A major concern over EPA’s numeric nutrient criteria proposal was the cost of compliance, which some fear will deter business in Florida. Does FDEP have any position on cost and/or how will cost/benefit factor into nutrient regulation if FDEP is successful in its approach?
Cost is a very important consideration when crafting rules, so we’re doing our best to only impose regulations and controls where they are necessary. It is the FDEP’s intention to not make anyone spend money that isn’t going to provide an environmental value. We’re not only trying to avoid unnecessary regulatory costs, we’re also trying to avoid unnecessary administrative costs associated with having to rely on more cumbersome administrative processes, such as processing Site Specific Alternative Criteria (SSAC) through state and federal rules to set site specific requirements. FDEP will have to address costs as it develops its rules and we believe our more targeted approach will be more cost-effective.
How does the FDEP plan to keep costs down?
The key is a more site-specific approach to the problem without complete reliance on the SSAC process. For example, the St. Johns River is operating under a TMDL restoration program and would not benefit from applying separate numeric nutrient criteria. Our first step would be to recognize existing efforts and not complicate those with a second set of rules.

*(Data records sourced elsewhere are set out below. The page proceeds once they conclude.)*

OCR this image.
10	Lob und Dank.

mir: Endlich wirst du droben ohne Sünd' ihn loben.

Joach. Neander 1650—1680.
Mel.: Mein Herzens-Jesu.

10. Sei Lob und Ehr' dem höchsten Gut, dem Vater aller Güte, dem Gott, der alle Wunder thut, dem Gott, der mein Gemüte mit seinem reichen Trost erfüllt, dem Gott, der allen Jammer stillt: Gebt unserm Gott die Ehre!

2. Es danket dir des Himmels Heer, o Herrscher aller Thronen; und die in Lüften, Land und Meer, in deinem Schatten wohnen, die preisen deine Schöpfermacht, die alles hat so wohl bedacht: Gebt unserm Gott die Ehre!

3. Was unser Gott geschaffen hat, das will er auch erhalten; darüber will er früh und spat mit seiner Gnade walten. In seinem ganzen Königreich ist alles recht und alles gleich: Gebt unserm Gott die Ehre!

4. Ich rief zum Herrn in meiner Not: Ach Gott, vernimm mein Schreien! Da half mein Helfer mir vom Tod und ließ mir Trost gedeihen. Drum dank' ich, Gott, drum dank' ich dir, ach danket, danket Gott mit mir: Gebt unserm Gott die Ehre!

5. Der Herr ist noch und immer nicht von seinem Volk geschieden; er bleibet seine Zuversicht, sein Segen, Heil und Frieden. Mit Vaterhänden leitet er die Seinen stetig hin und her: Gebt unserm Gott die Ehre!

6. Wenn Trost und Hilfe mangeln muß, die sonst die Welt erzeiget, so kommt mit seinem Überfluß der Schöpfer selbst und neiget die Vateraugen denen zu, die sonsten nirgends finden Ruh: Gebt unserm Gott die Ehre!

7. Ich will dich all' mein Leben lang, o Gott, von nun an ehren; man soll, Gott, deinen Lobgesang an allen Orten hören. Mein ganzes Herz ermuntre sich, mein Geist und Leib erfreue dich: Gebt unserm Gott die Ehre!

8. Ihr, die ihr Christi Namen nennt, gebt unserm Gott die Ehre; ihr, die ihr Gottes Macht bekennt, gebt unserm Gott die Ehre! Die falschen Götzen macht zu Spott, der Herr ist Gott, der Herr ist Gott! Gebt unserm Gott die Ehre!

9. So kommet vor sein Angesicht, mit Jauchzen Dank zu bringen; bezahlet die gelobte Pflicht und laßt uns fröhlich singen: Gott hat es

The other principle is that if the water body is healthy, or a more appropriate numeric criteria can be documented by the regulated stakeholder based on site specific evaluations, then expectations would be adjusted accordingly without having to go through the more formal and time-consuming process associated with SSAC.
A lot of those kinds of concepts and principles are embedded in our solution.
One thing we learned from the Great Recession is that uncertainty upsets markets and stalls progress, as do overly stringent and costly regulations. What light can you shed on the nutrient rulemaking situation that would help the regulated community plan and prepare?
It is the goal of the FDEP to make sure that the regulated community and the community at large understand how it is affected. That’s why we are holding public workshops and providing information on the Numeric Nutrient Criteria Development page of our website, including the most recent drafts.
The situation between the FDEP and EPA is fairly complex, and there are court cases pending. It appears FDEP and EPA are on parallel rulemaking paths, and that the two agencies don’t agree. How do you think the situation will be resolved?
We are trying to craft a solution that will gain EPA approval. We understand that EPA does have a consent decree in the lawsuit settlement that they need to account for, but there is nothing that restricts the EPA from rescinding the January 2009 letter to impose federal standards. And we are engaging the environmental groups that are party to the lawsuit, hoping that the rules are satisfactory to them. If the state-level solution is acceptable, it is our hope that the EPA will rescind their order and make a motion to close the consent decree.
A lot of leaders and organizations nationally have commented that the U.S. environmental regulatory framework may need fundamental change to deal effectively and equitably with complex issues like nutrients. What are your thoughts?
I’m not ready to concede that point. It remains to be seen how the EPA will react. I believe the EPA has the ability to be creative and reasonable. We still see the value of working within the framework that is there.
Is this the most significant project or initiative you have been involved in at the FDEP?
It is certainly the one that’s gotten the most attention. But my passion is the relatively fledgling Basin Management Action Plan (BMAP) program, which happens to depend on water quality standards, monitoring and assessment of water quality, and Total Maximum Daily Loads. This program enables us to work with communities on restoring impaired water bodies. It is one of the more significant things we do.